En Colombia, la vacuna se ha convertido en un pretexto para hacer política y, muchas veces, para hacerla de manera sucia. Ciertos sectores ridiculizan y minimizan el titánico esfuerzo del Gobierno nacional y pretenden que, en menos de una semana, se suministren más dosis que en Suiza. Se optó por acusar al Gobierno de no haber sido diligente con la velocidad de la negociación; sin embargo, se ignora que dicha negociación llevaba implícitas delicadas circunstancias de responsabilidad que podían haber traído perjuicios irremediables para nuestro país. Claro, en estas circunstancias de emergencia, las fotos y el despliegue mediático sobran; son componentes fútiles de una vanidad que, en este momento, no se requieren. Por ello es necesario que el Gobierno centre todos sus esfuerzos en lograr que el plan de vacunación se materialice exitosamente en todos los sectores, desde el Gobierno central hasta las entidades territoriales. Esta cruzada debe priorizarse con directrices que les impriman un compromiso a las EPS y, como parte de una política pública, se sancionen las entidades que quieran privilegiar a unos pocos en detrimento de la población vulnerable que requiere cuanto antes la vacuna, así como fijar lineamientos que eviten el constante choque entre Administraciones territoriales con el Gobierno nacional.

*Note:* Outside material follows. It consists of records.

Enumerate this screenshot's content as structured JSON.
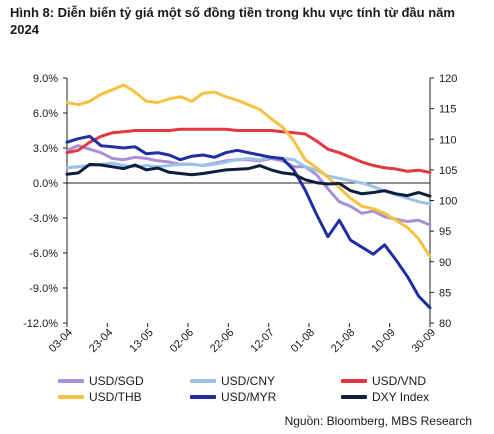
{
  "figure_title": "Hình 8: Diễn biến tỷ giá một số đồng tiền trong khu vực tính từ đầu năm 2024",
  "source": "Nguồn: Bloomberg, MBS Research",
  "chart_data": {
    "type": "line",
    "x_labels": [
      "03-04",
      "23-04",
      "13-05",
      "02-06",
      "22-06",
      "12-07",
      "01-08",
      "21-08",
      "10-09",
      "30-09"
    ],
    "y_left": {
      "min": -12,
      "max": 9,
      "ticks": [
        "9.0%",
        "6.0%",
        "3.0%",
        "0.0%",
        "-3.0%",
        "-6.0%",
        "-9.0%",
        "-12.0%"
      ],
      "values": [
        9,
        6,
        3,
        0,
        -3,
        -6,
        -9,
        -12
      ]
    },
    "y_right": {
      "min": 80,
      "max": 120,
      "ticks": [
        "120",
        "115",
        "110",
        "105",
        "100",
        "95",
        "90",
        "85",
        "80"
      ],
      "values": [
        120,
        115,
        110,
        105,
        100,
        95,
        90,
        85,
        80
      ]
    },
    "series": [
      {
        "name": "USD/SGD",
        "axis": "left",
        "color": "#a98fd6",
        "values": [
          2.8,
          3.2,
          2.9,
          2.6,
          2.1,
          2.0,
          2.2,
          2.1,
          1.9,
          1.8,
          1.6,
          1.6,
          1.5,
          1.7,
          1.9,
          2.0,
          2.0,
          1.9,
          2.1,
          1.9,
          1.4,
          1.4,
          0.7,
          -0.5,
          -1.6,
          -2.0,
          -2.6,
          -2.4,
          -2.9,
          -3.1,
          -3.3,
          -3.2,
          -3.6
        ]
      },
      {
        "name": "USD/CNY",
        "axis": "left",
        "color": "#9cc3e6",
        "values": [
          1.3,
          1.4,
          1.5,
          1.6,
          1.7,
          1.5,
          1.4,
          1.5,
          1.4,
          1.5,
          1.6,
          1.6,
          1.5,
          1.6,
          1.8,
          2.0,
          2.1,
          2.0,
          2.2,
          2.1,
          2.0,
          1.4,
          1.1,
          0.6,
          0.4,
          0.2,
          0.0,
          -0.3,
          -0.7,
          -1.0,
          -1.3,
          -1.6,
          -1.8
        ]
      },
      {
        "name": "USD/VND",
        "axis": "left",
        "color": "#e2383f",
        "values": [
          2.6,
          2.8,
          3.5,
          4.0,
          4.3,
          4.4,
          4.5,
          4.5,
          4.5,
          4.5,
          4.6,
          4.6,
          4.6,
          4.6,
          4.6,
          4.5,
          4.5,
          4.5,
          4.5,
          4.4,
          4.3,
          4.2,
          3.6,
          2.9,
          2.6,
          2.2,
          1.8,
          1.5,
          1.3,
          1.2,
          1.0,
          1.1,
          0.9
        ]
      },
      {
        "name": "USD/THB",
        "axis": "left",
        "color": "#f5c242",
        "values": [
          6.9,
          6.7,
          7.0,
          7.6,
          8.0,
          8.4,
          7.8,
          7.0,
          6.9,
          7.2,
          7.4,
          7.0,
          7.7,
          7.8,
          7.4,
          7.1,
          6.7,
          6.3,
          5.5,
          4.8,
          3.6,
          2.0,
          1.3,
          0.5,
          -0.4,
          -1.3,
          -2.0,
          -2.2,
          -2.6,
          -3.2,
          -3.8,
          -4.8,
          -6.3
        ]
      },
      {
        "name": "USD/MYR",
        "axis": "left",
        "color": "#1f2fa0",
        "values": [
          3.5,
          3.8,
          4.0,
          3.2,
          3.1,
          3.0,
          3.1,
          2.5,
          2.6,
          2.4,
          2.0,
          2.3,
          2.4,
          2.2,
          2.6,
          2.8,
          2.6,
          2.4,
          2.2,
          2.1,
          1.1,
          -0.6,
          -2.7,
          -4.6,
          -3.2,
          -4.9,
          -5.5,
          -6.1,
          -5.3,
          -6.6,
          -8.0,
          -9.7,
          -10.7
        ]
      },
      {
        "name": "DXY Index",
        "axis": "right",
        "color": "#0e1e3d",
        "values": [
          104.3,
          104.5,
          105.9,
          105.8,
          105.5,
          105.2,
          105.8,
          105.0,
          105.3,
          104.6,
          104.4,
          104.2,
          104.4,
          104.7,
          105.0,
          105.1,
          105.2,
          105.7,
          105.0,
          104.5,
          104.3,
          103.4,
          102.9,
          102.7,
          102.8,
          101.6,
          101.1,
          101.3,
          101.6,
          101.1,
          100.8,
          101.3,
          100.7
        ]
      }
    ],
    "grid": false,
    "legend_position": "bottom"
  }
}
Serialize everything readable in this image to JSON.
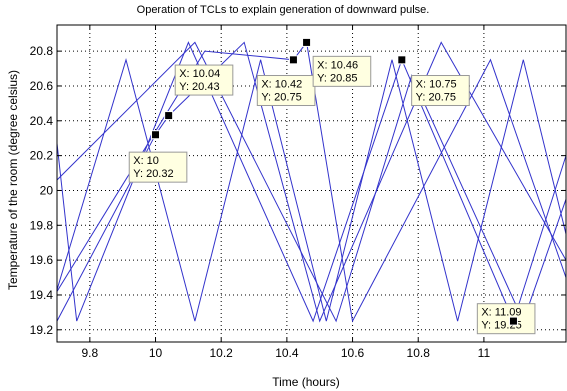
{
  "chart_data": {
    "type": "line",
    "title": "Operation of TCLs to explain generation of downward pulse.",
    "xlabel": "Time (hours)",
    "ylabel": "Temperature of the room (degree celsius)",
    "xlim": [
      9.7,
      11.25
    ],
    "ylim": [
      19.13,
      20.95
    ],
    "xticks": [
      9.8,
      10,
      10.2,
      10.4,
      10.6,
      10.8,
      11
    ],
    "yticks": [
      19.2,
      19.4,
      19.6,
      19.8,
      20,
      20.2,
      20.4,
      20.6,
      20.8
    ],
    "grid": true,
    "line_color": "#3333cc",
    "series": [
      {
        "x": [
          9.7,
          9.91,
          10.12,
          10.32,
          10.52,
          10.72,
          10.92,
          11.12,
          11.25
        ],
        "y": [
          19.43,
          20.75,
          19.25,
          20.75,
          19.25,
          20.75,
          19.25,
          20.75,
          19.75
        ]
      },
      {
        "x": [
          9.7,
          9.76,
          10.1,
          10.48,
          10.75,
          11.09,
          11.25
        ],
        "y": [
          20.27,
          19.25,
          20.85,
          19.25,
          20.75,
          19.25,
          20.2
        ]
      },
      {
        "x": [
          9.7,
          10.12,
          10.55,
          10.78,
          11.12,
          11.25
        ],
        "y": [
          20.06,
          20.85,
          19.25,
          20.66,
          19.25,
          19.95
        ]
      },
      {
        "x": [
          9.7,
          10.15,
          10.42,
          10.46,
          10.6,
          11.02,
          11.25
        ],
        "y": [
          19.42,
          20.8,
          20.75,
          20.85,
          19.25,
          20.75,
          19.5
        ]
      },
      {
        "x": [
          9.7,
          10.0,
          10.04,
          10.27,
          10.5,
          10.87,
          11.25
        ],
        "y": [
          19.25,
          20.32,
          20.43,
          20.85,
          19.25,
          20.85,
          19.6
        ]
      }
    ],
    "datatips": [
      {
        "x_label": "X: 10",
        "y_label": "Y: 20.32",
        "x": 10,
        "y": 20.32,
        "box_x": 9.92,
        "box_y": 20.22
      },
      {
        "x_label": "X: 10.04",
        "y_label": "Y: 20.43",
        "x": 10.04,
        "y": 20.43,
        "box_x": 10.06,
        "box_y": 20.72
      },
      {
        "x_label": "X: 10.42",
        "y_label": "Y: 20.75",
        "x": 10.42,
        "y": 20.75,
        "box_x": 10.31,
        "box_y": 20.66
      },
      {
        "x_label": "X: 10.46",
        "y_label": "Y: 20.85",
        "x": 10.46,
        "y": 20.85,
        "box_x": 10.48,
        "box_y": 20.77
      },
      {
        "x_label": "X: 10.75",
        "y_label": "Y: 20.75",
        "x": 10.75,
        "y": 20.75,
        "box_x": 10.78,
        "box_y": 20.66
      },
      {
        "x_label": "X: 11.09",
        "y_label": "Y: 19.25",
        "x": 11.09,
        "y": 19.25,
        "box_x": 10.98,
        "box_y": 19.35
      }
    ]
  }
}
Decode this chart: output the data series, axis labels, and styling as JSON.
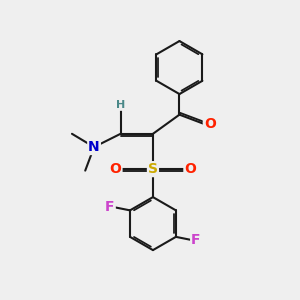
{
  "bg_color": "#efefef",
  "bond_color": "#1a1a1a",
  "bond_width": 1.5,
  "atom_colors": {
    "O": "#ff2200",
    "S": "#ccaa00",
    "N": "#0000cc",
    "F": "#cc44cc",
    "H": "#4a8888",
    "C": "#1a1a1a"
  },
  "font_size_atoms": 10,
  "font_size_H": 8
}
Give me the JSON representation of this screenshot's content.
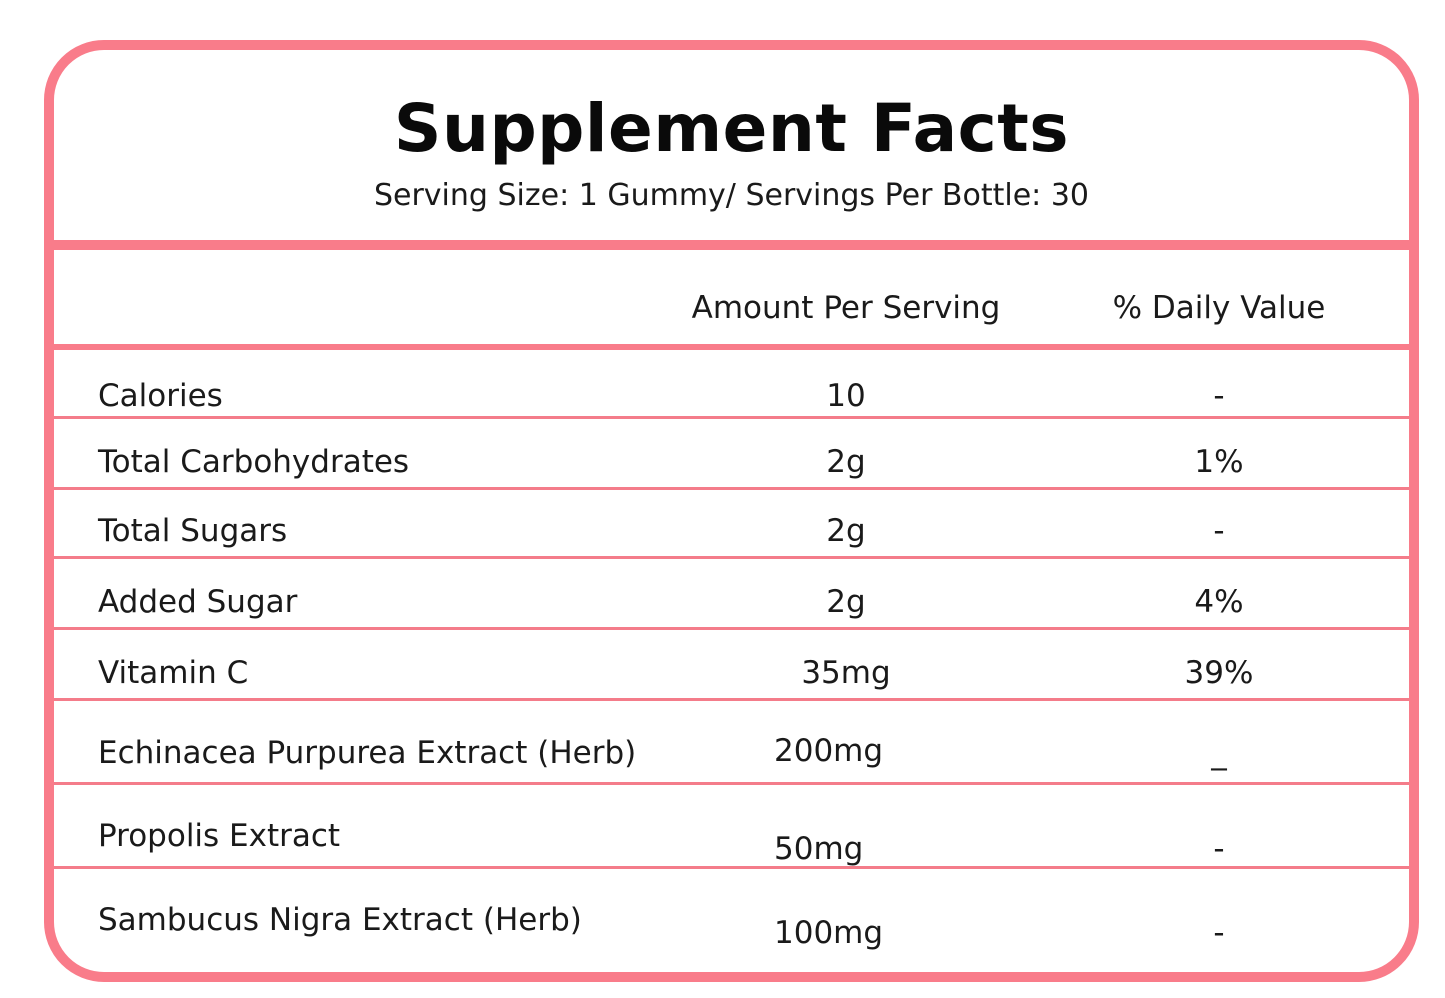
{
  "title": "Supplement Facts",
  "subtitle": "Serving Size: 1 Gummy/ Servings Per Bottle: 30",
  "headers": {
    "amount": "Amount Per Serving",
    "daily_value": "% Daily Value"
  },
  "rows": [
    {
      "name": "Calories",
      "amount": "10",
      "dv": "-"
    },
    {
      "name": "Total Carbohydrates",
      "amount": "2g",
      "dv": "1%"
    },
    {
      "name": "Total Sugars",
      "amount": "2g",
      "dv": "-"
    },
    {
      "name": "Added Sugar",
      "amount": "2g",
      "dv": "4%"
    },
    {
      "name": "Vitamin C",
      "amount": "35mg",
      "dv": "39%"
    },
    {
      "name": "Echinacea Purpurea Extract (Herb)",
      "amount": "200mg",
      "dv": "_"
    },
    {
      "name": "Propolis Extract",
      "amount": "50mg",
      "dv": "-"
    },
    {
      "name": "Sambucus Nigra Extract (Herb)",
      "amount": "100mg",
      "dv": "-"
    }
  ],
  "colors": {
    "accent": "#f97c8a",
    "text": "#1a1a1a"
  }
}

El desafío para los políticos que aspiran a llegar al poder en 2022 debe incluir una novedosa forma de transmitir el mensaje de la prevención sobre la transmisión, el adecuado uso de la vacuna y la sensibilización ante el tema. En nuestro país son escalofriantes los índices de la población que no quiere acceder a la vacuna (más del 40 %), motivada por diagnósticos médicos que encuentran en Internet emitidos por el “doctor Google”, por los erráticos mensajes de algunas congregaciones o por disparatadas teorías conspirativas. Por eso es fundamental que, más allá del lenguaje del odio y de la polarización, los candidatos piensen en el bien que esta vacuna conlleva y hagan el esfuerzo común de erradicar por completo los desastres que el SARS-CoV-2 ha dejado en nuestro país.